A run-off election was triggered after neither candidate emerged with 50 percent of the vote on July 18. McKinney won 47 percent of the vote, while Johnson took 44 percent. They face voters a second time on August 8 and the winner is expected to win the seat in November.
Surprisingly, there was only one mention of McKinney's much publicized physical altercation in March with a Capitol Hill police officer that forced her to apologize for the incident on the House floor. A District of Columbia grand jury reviewed the case, but did not return an indictment. When asked if she thought the controversy prevented her from winning an outright majority on July 18, she responded, "The fact of the matter is, I was never charged with anything."
Incumbents appear safe but what about evolution?

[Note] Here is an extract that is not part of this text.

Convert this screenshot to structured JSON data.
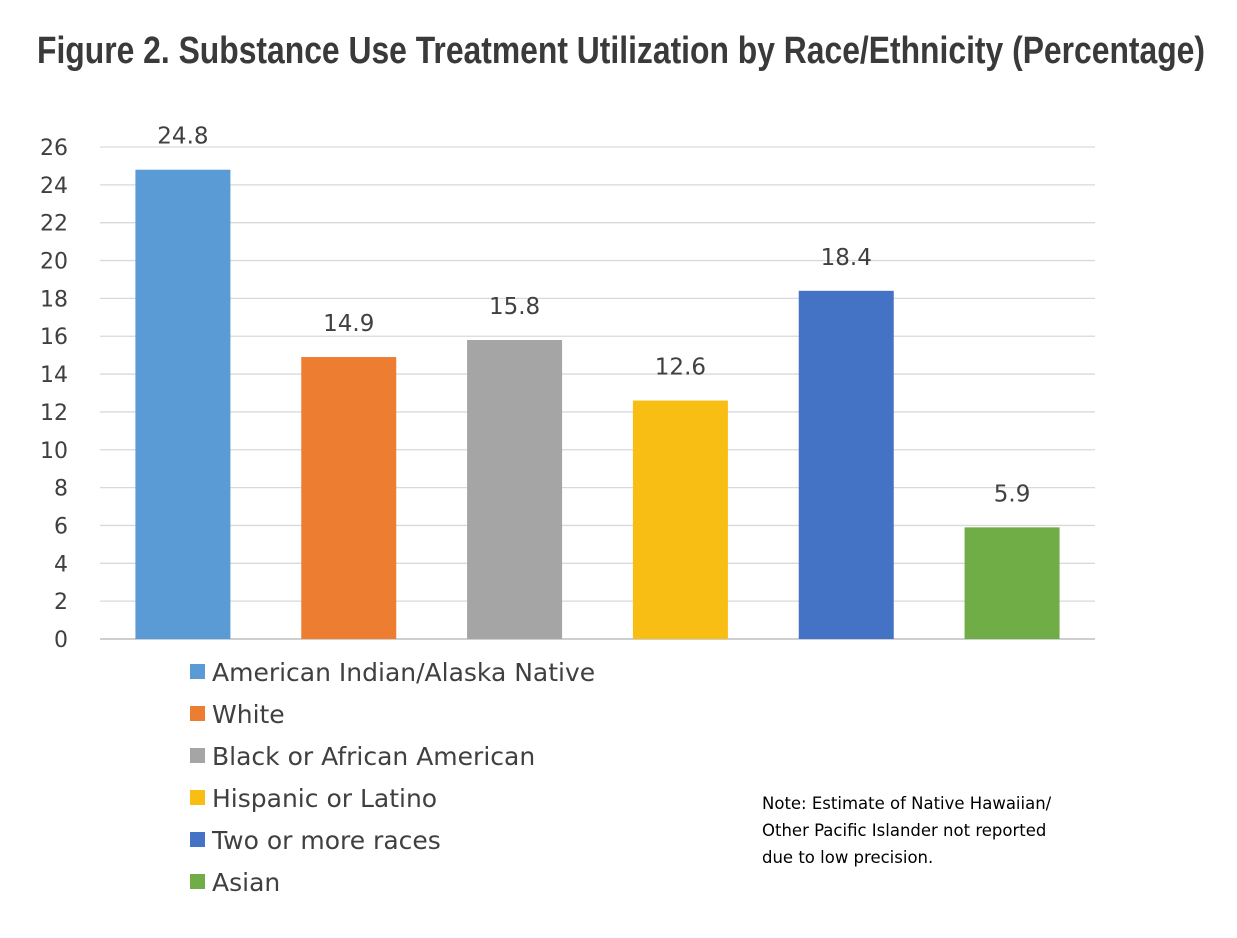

Kansas voters head to the polls today and Republicans will choose candidates to challenge Gov. Kathleen Sebelius (D) and Rep. Dennis Moore (D) in November, while Democrats will pick an opponent for Rep. Todd Tiahrt (R). These incumbents are expected to win re-election in November, but political observers will still be closely watching today's election results. A battle for control of the state Board of Education is taking place with the issue of teaching evolution front and center. The New York Times has an excellent explainer in today's edition.
The Kansas Secretary of State's office will begin posting results starting at 8 p.m. ET on itswebsite.